07 Fevereiro 2025
“No contexto de crises, os políticos, religiosos ou não, utilizam o religioso e as suas formas contemporâneas mais individualistas e dogmáticas como forma de apresentar alternativas que prometem o retorno à ordem, à previsibilidade, à segurança e à unidade. Na política brasileira atual, a religião é um recurso discursivo de pertencimento e recuperação da ordem utilizado pelos ultraconservadores, ou neoconservadores, para fazer avançar suas agendas nos espaços institucionais”. A reflexão é de Ana Carolina Evangelista, em artigo publicado por Le Monde Diplomatique Cono Sur, edição de fevereiro de 2025. A tradução é do Cepat.
Ana Carolina Evangelista, cientista política, é diretora-executiva e pesquisadora do Instituto de Estudos da Religião (ISER) do Rio de Janeiro.
A religião parece brotar da terra toda vez que se analisa hoje a política no Brasil, e não apenas no Brasil. Seja durante os processos eleitorais ou nos corredores dos poderes Executivo e Legislativo, não passa um dia sem que falemos sobre como está a intenção de voto do segmento evangélico, ou sobre o posicionamento do deputado A, B, C... que tem manifestado suas referências religiosas para justificar seu voto ou seu novo projeto de lei, e as repercussões que isso teria no Governo. Mas o que aconteceu? Por que vemos mais religião na política? Ela sempre esteve aí e simplesmente não prestávamos atenção nisso? Por que já não é mais possível falar de eleições e de política sem que um pouco de religião queira aparecer?

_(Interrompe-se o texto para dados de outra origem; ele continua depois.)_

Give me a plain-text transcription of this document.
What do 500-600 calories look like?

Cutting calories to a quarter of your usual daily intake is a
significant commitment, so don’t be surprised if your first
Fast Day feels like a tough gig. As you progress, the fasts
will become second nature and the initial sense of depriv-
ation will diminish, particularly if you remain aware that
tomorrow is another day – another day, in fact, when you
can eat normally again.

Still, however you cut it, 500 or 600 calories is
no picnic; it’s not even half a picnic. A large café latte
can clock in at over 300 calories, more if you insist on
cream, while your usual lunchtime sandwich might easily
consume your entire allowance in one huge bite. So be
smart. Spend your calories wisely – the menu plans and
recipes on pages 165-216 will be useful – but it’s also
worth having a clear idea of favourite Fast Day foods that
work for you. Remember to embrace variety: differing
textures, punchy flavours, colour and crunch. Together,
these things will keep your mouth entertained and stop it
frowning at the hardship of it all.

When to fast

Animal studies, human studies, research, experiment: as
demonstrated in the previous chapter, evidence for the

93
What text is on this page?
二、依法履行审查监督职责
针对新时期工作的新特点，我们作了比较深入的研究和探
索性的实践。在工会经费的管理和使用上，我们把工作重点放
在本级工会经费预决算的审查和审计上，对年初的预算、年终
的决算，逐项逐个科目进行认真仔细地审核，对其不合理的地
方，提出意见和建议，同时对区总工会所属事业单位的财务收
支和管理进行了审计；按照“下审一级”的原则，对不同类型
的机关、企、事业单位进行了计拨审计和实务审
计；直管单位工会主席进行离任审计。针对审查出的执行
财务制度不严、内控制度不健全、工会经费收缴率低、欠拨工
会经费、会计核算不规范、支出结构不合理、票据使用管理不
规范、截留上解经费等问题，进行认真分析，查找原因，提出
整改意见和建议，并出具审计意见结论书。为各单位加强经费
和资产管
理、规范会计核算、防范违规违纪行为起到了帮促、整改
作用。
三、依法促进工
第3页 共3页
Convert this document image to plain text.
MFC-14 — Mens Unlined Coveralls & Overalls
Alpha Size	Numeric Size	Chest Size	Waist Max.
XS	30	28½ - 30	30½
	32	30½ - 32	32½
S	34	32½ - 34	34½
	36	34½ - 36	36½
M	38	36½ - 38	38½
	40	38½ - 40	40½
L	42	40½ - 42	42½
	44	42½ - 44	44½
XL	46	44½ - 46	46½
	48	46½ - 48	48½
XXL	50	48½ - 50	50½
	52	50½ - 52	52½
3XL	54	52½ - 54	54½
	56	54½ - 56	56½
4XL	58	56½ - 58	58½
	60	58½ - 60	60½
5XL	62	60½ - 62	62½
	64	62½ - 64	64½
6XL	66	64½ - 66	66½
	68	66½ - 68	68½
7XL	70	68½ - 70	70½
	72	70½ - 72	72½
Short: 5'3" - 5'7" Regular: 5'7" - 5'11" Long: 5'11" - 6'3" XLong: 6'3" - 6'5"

E será que tudo realmente tem a ver com religião? Eu diria que não. Se extrapolarmos para o contexto brasileiro uma pesquisa recente publicada nos Estados Unidos, talvez mais pessoas comecem a se perguntar se de fato estamos falando de uma invasão indiscriminada da religião na política ou se estamos testemunhando uma incorporação sistemática, radicalizada e instrumental da religião por um dos polos político-ideológicos. A segunda opção parece mais precisa.
O Pew Research Center entrevistou cerca de 12.600 adultos em fevereiro de 2024 e constatou que a grande maioria dos adultos estadunidenses concorda que a influência da religião na vida pública está diminuindo: 80% deles, a percentagem mais alta já registrada pelo instituto nas suas pesquisas. Porém, metade considera isso algo negativo. Mas qual metade? Existem diferenças importantes entre republicanos e democratas, entre evangélicos e católicos, entre adultos mais velhos e adultos jovens.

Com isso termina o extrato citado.